Most of the people who are coming at this point are like the two who step out of Peter’s mom’s car. While there’s no shortage of protestors, most of the people who are migrating here are doing so because they feel some connection to the kiss. In their actions, Craig and Harry are saying the thing that they want to say. So they find themselves hopping on buses, getting into cars. They find themselves at the Millburn train station, where a helpful old woman tells them how to walk on over to the high school, and not to confuse it with the middle school, which is much closer. Now that there are less than two hours left, there’s an excitement buzzing through the yard when Peter and Neil get there. They’re astonished to see all the people, to see the wall of friends that is protecting Craig and Harry from the protestors, from any threat that may come. In the throng, Craig and Harry are just two bodies curving into an A. They are the steady center of a wider celebration, the first and tightest ripple.

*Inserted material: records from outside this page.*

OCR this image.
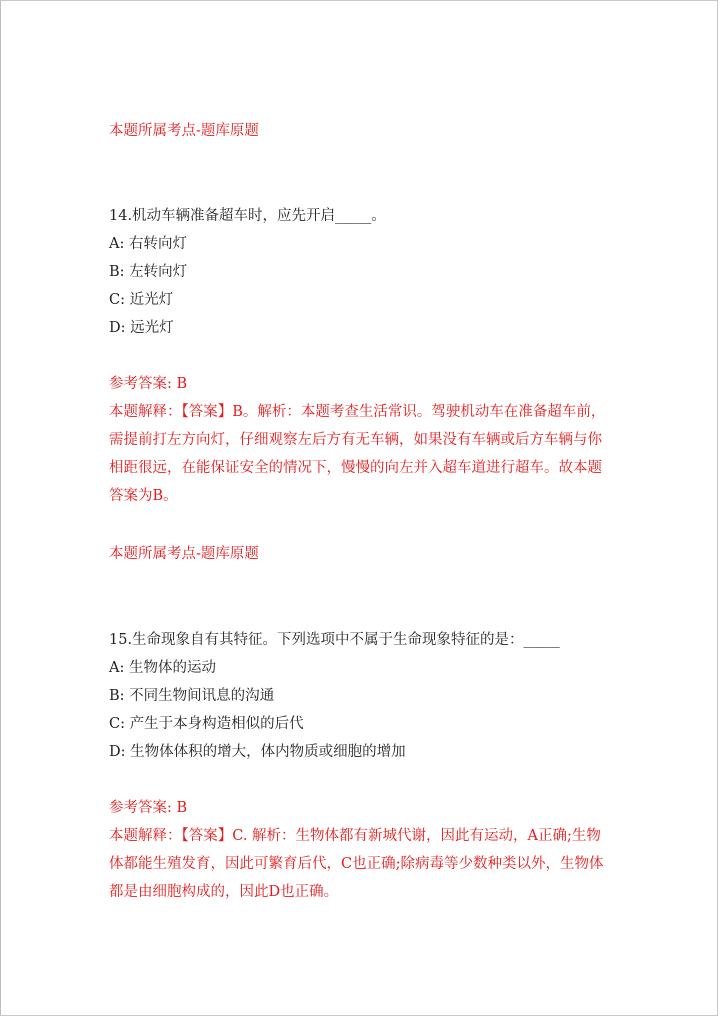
本题所属考点-题库原题
14.机动车辆准备超车时，应先开启_____。
A: 右转向灯
B: 左转向灯
C: 近光灯
D: 远光灯
参考答案: B
本题解释：【答案】B。解析：本题考查生活常识。驾驶机动车在准备超车前，
需提前打左方向灯，仔细观察左后方有无车辆，如果没有车辆或后方车辆与你
相距很远，在能保证安全的情况下，慢慢的向左并入超车道进行超车。故本题
答案为B。
本题所属考点-题库原题
15.生命现象自有其特征。下列选项中不属于生命现象特征的是：_____
A: 生物体的运动
B: 不同生物间讯息的沟通
C: 产生于本身构造相似的后代
D: 生物体体积的增大，体内物质或细胞的增加
参考答案: B
本题解释：【答案】C. 解析：生物体都有新城代谢，因此有运动，A正确;生物
体都能生殖发育，因此可繁育后代，C也正确;除病毒等少数种类以外，生物体
都是由细胞构成的，因此D也正确。
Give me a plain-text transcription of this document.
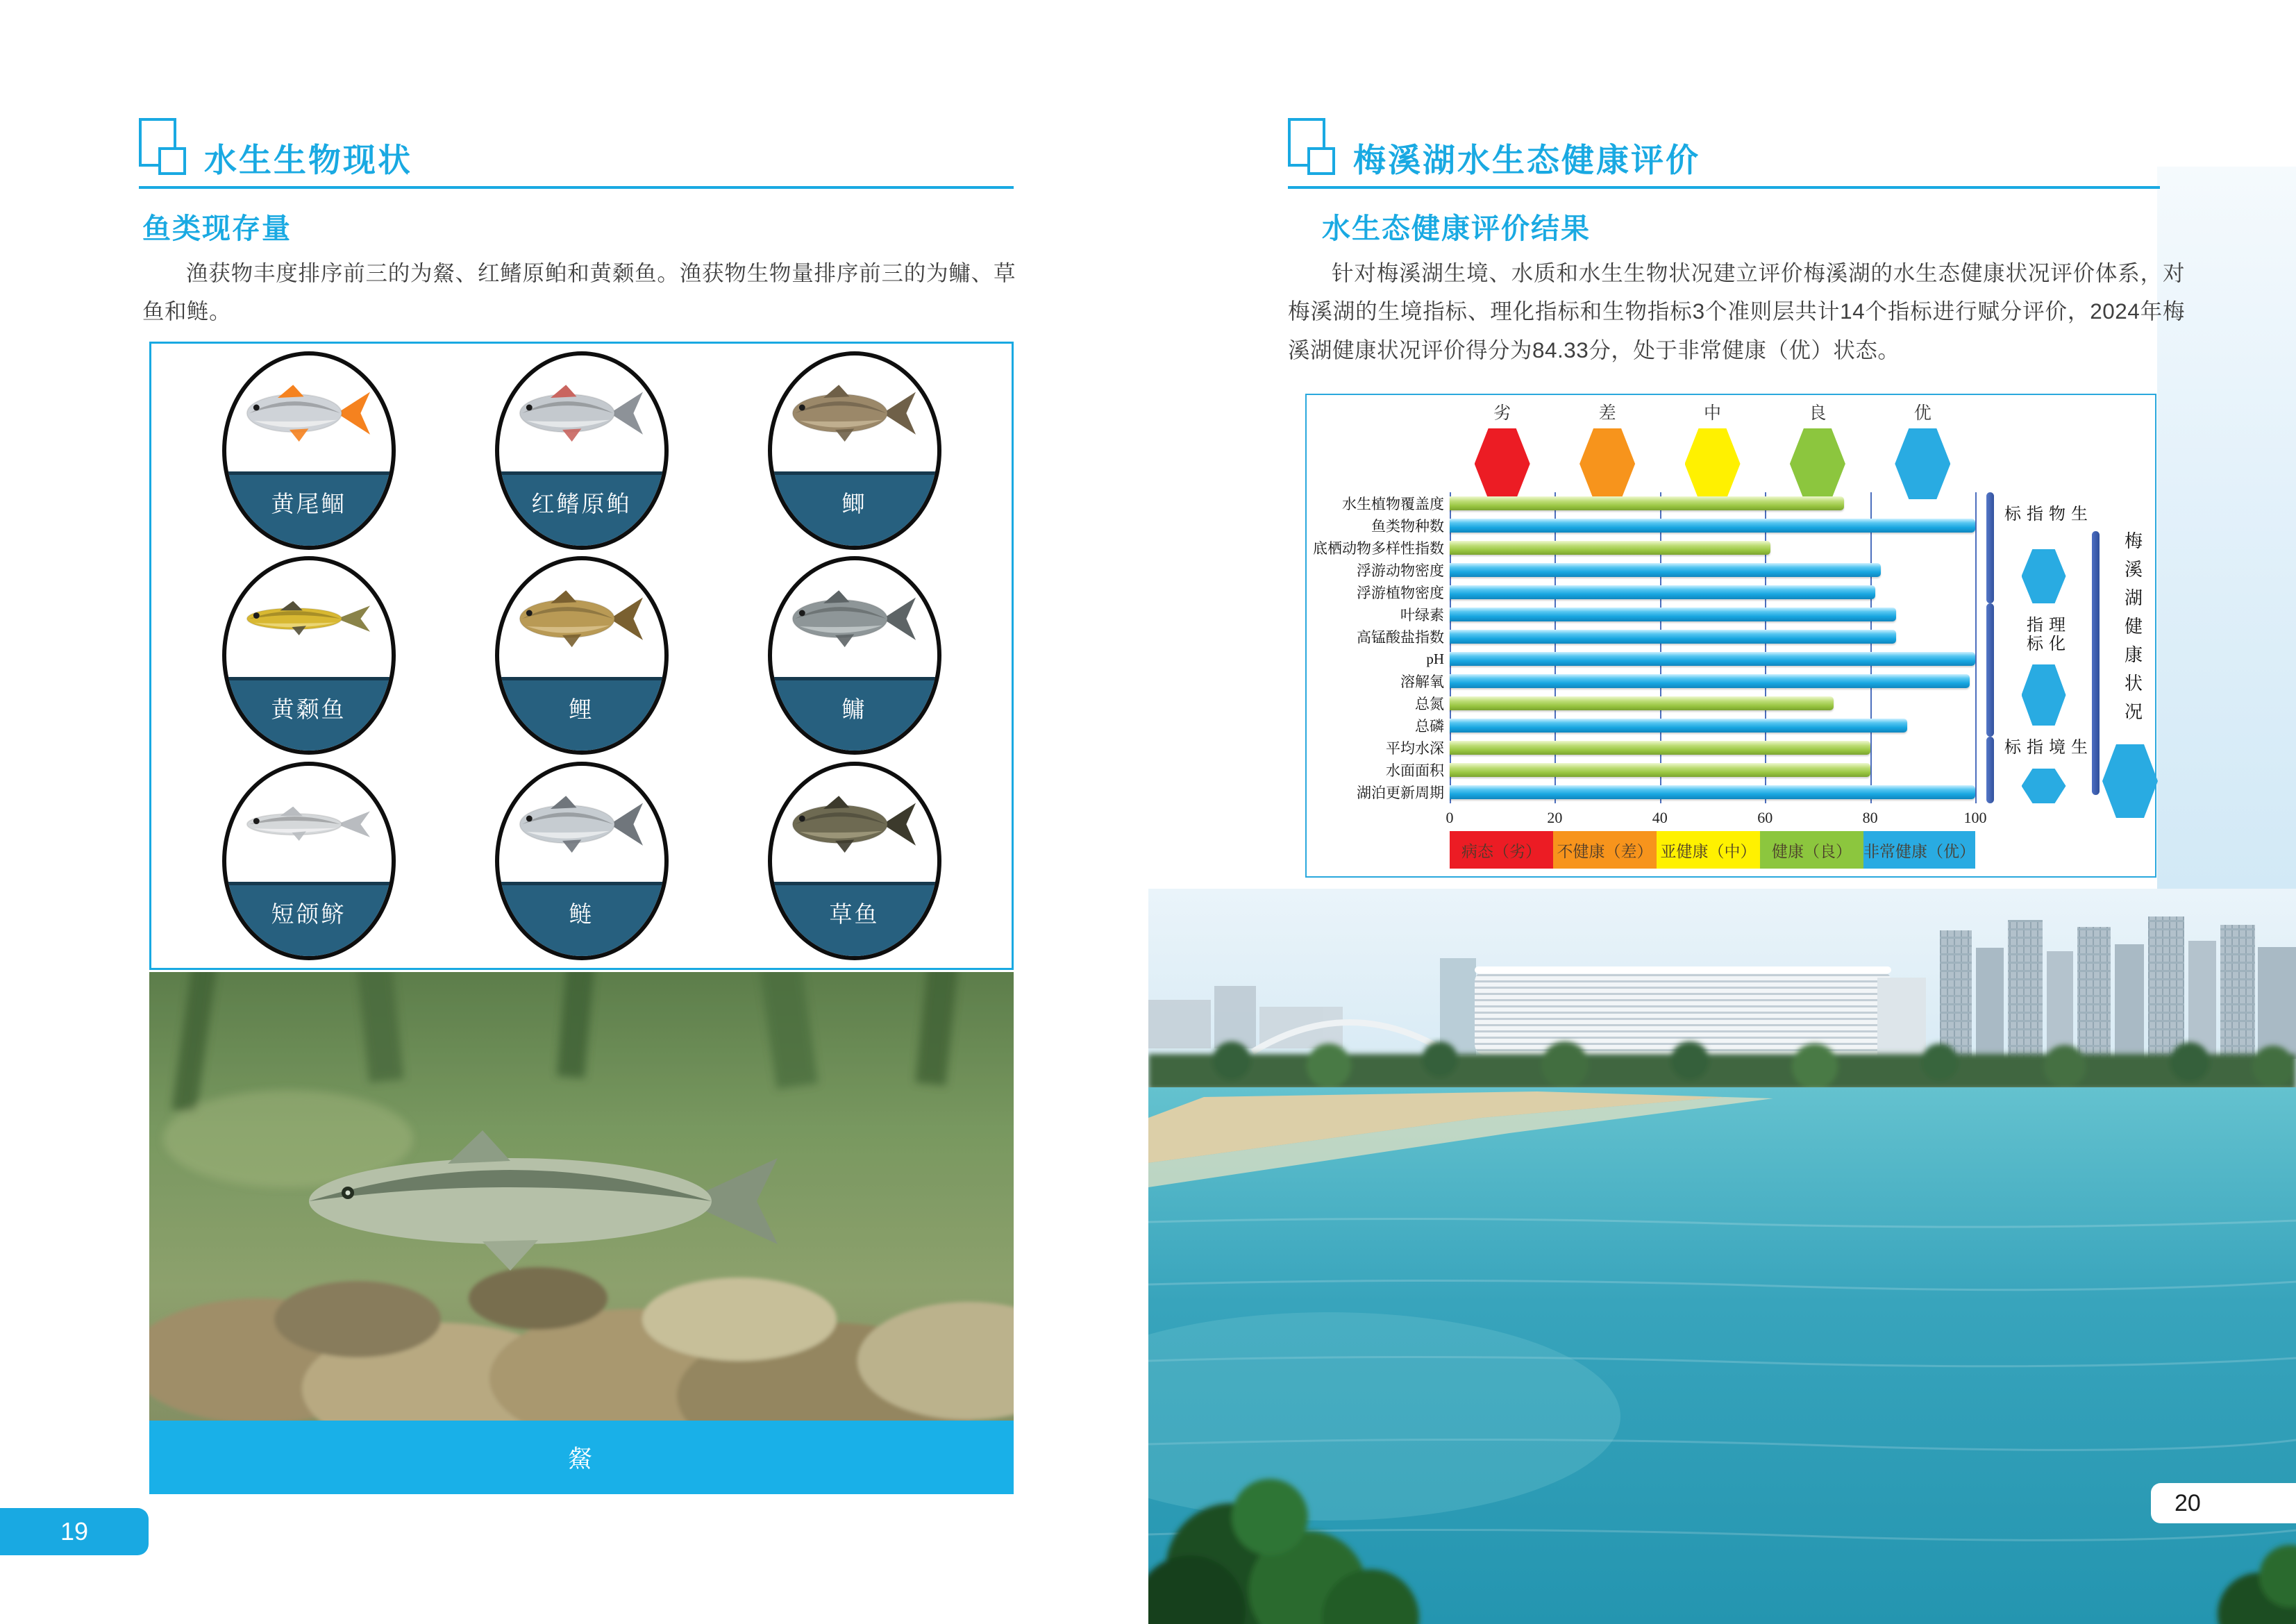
水生生物现状
鱼类现存量
渔获物丰度排序前三的为䱗、红鳍原鲌和黄颡鱼。渔获物生物量排序前三的为鳙、草鱼和鲢。
黄尾鲴	红鳍原鲌	鲫
黄颡鱼	鲤	鳙
短颌鲚	鲢	草鱼
䱗
19
梅溪湖水生态健康评价
水生态健康评价结果
针对梅溪湖生境、水质和水生生物状况建立评价梅溪湖的水生态健康状况评价体系，对梅溪湖的生境指标、理化指标和生物指标3个准则层共计14个指标进行赋分评价，2024年梅溪湖健康状况评价得分为84.33分，处于非常健康（优）状态。
劣	差	中	良	优
水生植物覆盖度
鱼类物种数
底栖动物多样性指数
浮游动物密度
浮游植物密度
叶绿素
高锰酸盐指数
pH
溶解氧
总氮
总磷
平均水深
水面面积
湖泊更新周期
0	20	40	60	80	100
病态（劣） 不健康（差） 亚健康（中） 健康（良） 非常健康（优）
生物指标
理化指标
生境指标
梅溪湖健康状况
20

Peter and Neil pause at the outskirts to get the lay of the land. Or at least that’s why Peter pauses, to get a sense of where everyone else is and to see if he knows anyone there. Neil pauses to look at Peter—to really look at him and ask himself what he wants. He knows he loves Peter, and also knows he’s not sure what that means. There is no one else in the world that he wants to kiss or screw or talk to or share his life with. So why, he wonders, does a part of it still feel empty? Why, after a year, isn’t it complete?

He’s on the verge of it—we can tell. He is on the verge of finding that very hard truth—that it will never be complete, or feel complete. This is usually something you only have to learn once—that just like there is no such thing as forever, there is no such thing as total. When you’re in the thrall of your first love, this discovery feels like the breaking of all momentum, the undermining of all promise. For the past year, Neil has assumed that love was like a liquid pouring into a vessel, and that the longer you loved, the more full the vessel became, until it was entirely full. The truth is that over time, the vessel expands as well. You grow. Your life widens. And you can’t expect your partner’s love alone to fill you. There will always be space for other things. And that space isn’t empty as much as it’s filled by another element. Even though the liquid is easier to see, you have to learn to appreciate the air.

We didn’t learn this all at once. Some of us didn’t learn it at all, or learned it and then forgot it as things became really bad. But for all of us, there was a moment like this—the record skips, and you have the chance to either switch away from the song or to let it play through, a little more flawed than before.

“Look at all these people,” Peter says to Neil. “Look at this!”

Neil looks at him and sees a big nerdy goofball. He looks at him and sees someone whose mom would drive him here and will pick them up later. He looks at him and sees maybe not his future, but definitely his present.